Every time I hear someone share what a busy time of year this is, I wince a bit. Busyness should not be viewed as a preferred state of being or a status symbol. Being busy certainly doesn’t make us happier, and it doesn’t even make us more productive.
Years ago, in one of our quarterly offsite meetings, a leadership team member told our facilitator, "I just don't have enough time." The facilitator looked at her, then at all of us, and said, "As a leader, 'not enough time' is an excuse you all must take out of your vocabulary. If you are waiting for all this free time to come, it's never going to happen. It's about what you prioritize and how you use your time. Effective leaders know how to prioritize what's most important."
His words have stuck with me. Since that day, I’ve fought off the urge to describe myself as busy and have pushed the people I lead to avoid that as well.
If you’re feeling pressed for time in the day, that probably means you’re spending too much time on things that don’t matter. The solution is to build your calendar around your top priorities and remove unnecessary things from your schedule.
How do you do this? Try these techniques.

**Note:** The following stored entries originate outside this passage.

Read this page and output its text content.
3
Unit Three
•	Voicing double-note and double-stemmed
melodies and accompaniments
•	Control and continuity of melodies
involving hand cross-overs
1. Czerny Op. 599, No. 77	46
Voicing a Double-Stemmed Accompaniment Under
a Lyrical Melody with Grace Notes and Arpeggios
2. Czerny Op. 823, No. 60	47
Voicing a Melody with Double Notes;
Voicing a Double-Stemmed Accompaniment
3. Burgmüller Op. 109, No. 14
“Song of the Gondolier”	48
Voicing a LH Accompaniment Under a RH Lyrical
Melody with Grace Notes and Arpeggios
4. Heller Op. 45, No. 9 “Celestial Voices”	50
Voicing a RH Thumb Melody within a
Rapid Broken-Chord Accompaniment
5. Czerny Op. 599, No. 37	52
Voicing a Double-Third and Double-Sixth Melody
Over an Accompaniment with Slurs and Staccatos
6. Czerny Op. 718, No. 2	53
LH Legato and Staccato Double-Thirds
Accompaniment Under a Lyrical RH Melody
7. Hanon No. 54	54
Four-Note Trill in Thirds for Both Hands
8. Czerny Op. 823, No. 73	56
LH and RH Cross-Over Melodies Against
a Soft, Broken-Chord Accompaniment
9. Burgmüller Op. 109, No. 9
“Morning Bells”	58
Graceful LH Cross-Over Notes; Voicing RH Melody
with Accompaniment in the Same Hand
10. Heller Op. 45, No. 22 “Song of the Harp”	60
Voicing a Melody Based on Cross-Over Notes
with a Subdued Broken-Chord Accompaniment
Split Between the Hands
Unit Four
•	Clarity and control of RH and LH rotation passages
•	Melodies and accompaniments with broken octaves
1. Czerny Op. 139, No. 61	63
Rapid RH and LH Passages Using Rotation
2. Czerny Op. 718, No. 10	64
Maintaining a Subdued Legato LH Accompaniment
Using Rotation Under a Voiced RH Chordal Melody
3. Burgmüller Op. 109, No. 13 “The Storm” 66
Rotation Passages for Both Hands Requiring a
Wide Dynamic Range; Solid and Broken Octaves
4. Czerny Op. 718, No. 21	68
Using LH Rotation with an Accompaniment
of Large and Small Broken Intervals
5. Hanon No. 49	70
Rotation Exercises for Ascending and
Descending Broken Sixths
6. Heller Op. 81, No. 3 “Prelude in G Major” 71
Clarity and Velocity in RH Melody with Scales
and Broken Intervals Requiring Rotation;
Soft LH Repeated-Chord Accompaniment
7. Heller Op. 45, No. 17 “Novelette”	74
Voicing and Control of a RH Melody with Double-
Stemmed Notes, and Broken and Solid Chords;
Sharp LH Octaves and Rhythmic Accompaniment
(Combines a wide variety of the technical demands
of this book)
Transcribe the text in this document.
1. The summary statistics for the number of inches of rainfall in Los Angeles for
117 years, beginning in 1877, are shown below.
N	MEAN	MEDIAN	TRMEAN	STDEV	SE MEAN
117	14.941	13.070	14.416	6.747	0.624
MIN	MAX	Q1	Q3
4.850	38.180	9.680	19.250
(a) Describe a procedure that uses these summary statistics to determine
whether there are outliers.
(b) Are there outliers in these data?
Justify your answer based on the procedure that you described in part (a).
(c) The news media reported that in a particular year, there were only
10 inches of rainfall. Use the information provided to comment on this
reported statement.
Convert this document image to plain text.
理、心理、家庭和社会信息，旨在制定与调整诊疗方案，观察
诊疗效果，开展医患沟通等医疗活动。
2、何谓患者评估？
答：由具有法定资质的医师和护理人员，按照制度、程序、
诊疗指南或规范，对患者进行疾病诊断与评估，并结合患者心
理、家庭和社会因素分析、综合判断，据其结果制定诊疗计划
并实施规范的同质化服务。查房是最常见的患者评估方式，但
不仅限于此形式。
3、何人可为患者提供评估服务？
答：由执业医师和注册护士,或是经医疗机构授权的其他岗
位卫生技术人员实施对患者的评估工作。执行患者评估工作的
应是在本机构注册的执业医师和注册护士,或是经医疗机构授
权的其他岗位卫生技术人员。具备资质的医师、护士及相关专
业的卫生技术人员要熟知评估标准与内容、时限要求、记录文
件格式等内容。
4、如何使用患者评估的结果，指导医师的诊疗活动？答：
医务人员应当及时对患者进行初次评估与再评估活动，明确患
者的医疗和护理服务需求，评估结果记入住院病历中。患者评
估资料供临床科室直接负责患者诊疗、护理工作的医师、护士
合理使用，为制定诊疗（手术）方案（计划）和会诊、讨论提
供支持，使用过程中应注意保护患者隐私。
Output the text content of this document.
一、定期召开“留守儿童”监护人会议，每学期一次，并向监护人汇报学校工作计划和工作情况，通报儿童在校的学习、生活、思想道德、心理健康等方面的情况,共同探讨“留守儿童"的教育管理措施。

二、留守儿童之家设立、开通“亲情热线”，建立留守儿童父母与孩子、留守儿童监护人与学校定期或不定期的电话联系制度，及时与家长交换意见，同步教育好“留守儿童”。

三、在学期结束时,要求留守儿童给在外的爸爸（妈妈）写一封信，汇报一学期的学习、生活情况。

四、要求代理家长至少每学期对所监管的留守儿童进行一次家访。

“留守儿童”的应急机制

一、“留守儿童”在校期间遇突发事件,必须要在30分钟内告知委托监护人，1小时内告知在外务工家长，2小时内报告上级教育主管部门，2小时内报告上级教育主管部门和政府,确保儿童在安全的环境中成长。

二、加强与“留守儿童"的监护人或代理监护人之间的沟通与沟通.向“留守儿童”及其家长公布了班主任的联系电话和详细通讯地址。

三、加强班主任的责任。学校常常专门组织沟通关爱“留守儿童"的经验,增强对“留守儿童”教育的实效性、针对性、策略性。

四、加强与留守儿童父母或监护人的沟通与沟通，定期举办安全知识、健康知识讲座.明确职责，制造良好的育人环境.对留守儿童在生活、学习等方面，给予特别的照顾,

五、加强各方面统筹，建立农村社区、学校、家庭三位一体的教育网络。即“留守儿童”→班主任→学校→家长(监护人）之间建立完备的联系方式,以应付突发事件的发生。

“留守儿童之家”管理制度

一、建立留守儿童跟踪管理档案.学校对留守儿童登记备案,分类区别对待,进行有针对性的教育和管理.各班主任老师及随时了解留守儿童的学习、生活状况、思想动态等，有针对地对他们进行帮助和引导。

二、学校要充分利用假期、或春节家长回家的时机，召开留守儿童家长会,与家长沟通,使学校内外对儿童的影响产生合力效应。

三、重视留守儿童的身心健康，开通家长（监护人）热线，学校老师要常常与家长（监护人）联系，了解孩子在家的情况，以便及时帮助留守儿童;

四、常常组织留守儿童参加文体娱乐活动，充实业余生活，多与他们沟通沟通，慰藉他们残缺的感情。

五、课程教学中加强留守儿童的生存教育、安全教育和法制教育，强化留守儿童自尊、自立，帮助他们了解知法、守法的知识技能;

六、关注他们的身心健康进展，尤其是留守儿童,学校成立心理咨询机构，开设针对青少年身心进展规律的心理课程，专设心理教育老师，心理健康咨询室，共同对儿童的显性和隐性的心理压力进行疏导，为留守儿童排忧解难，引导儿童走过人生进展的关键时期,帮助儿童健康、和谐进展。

Use The Urgent/Important principle
Steven Covey's Eisenhower Urgent/Important Principle encourages us to place to-dos on two-by-two matrix, with one axis representing urgency and the other representing importance. This creates four boxes you can place your daily tasks into and tackle accordingly:
Important | Urgent: Do immediately.
Important | Non-Urgent: Schedule time to do these once Important and Urgent tasks are done.
Unimportant | Urgent: Delegate these to someone else if possible.
Unimportant | Non-Urgent: Consider removing from your to-do list entirely.
You’d be surprised how much of the average day is consumed by meaningless busywork. If you’re rigorous about removing unimportant and non-urgent tasks from your schedule, you’ll free up time for the things that matter.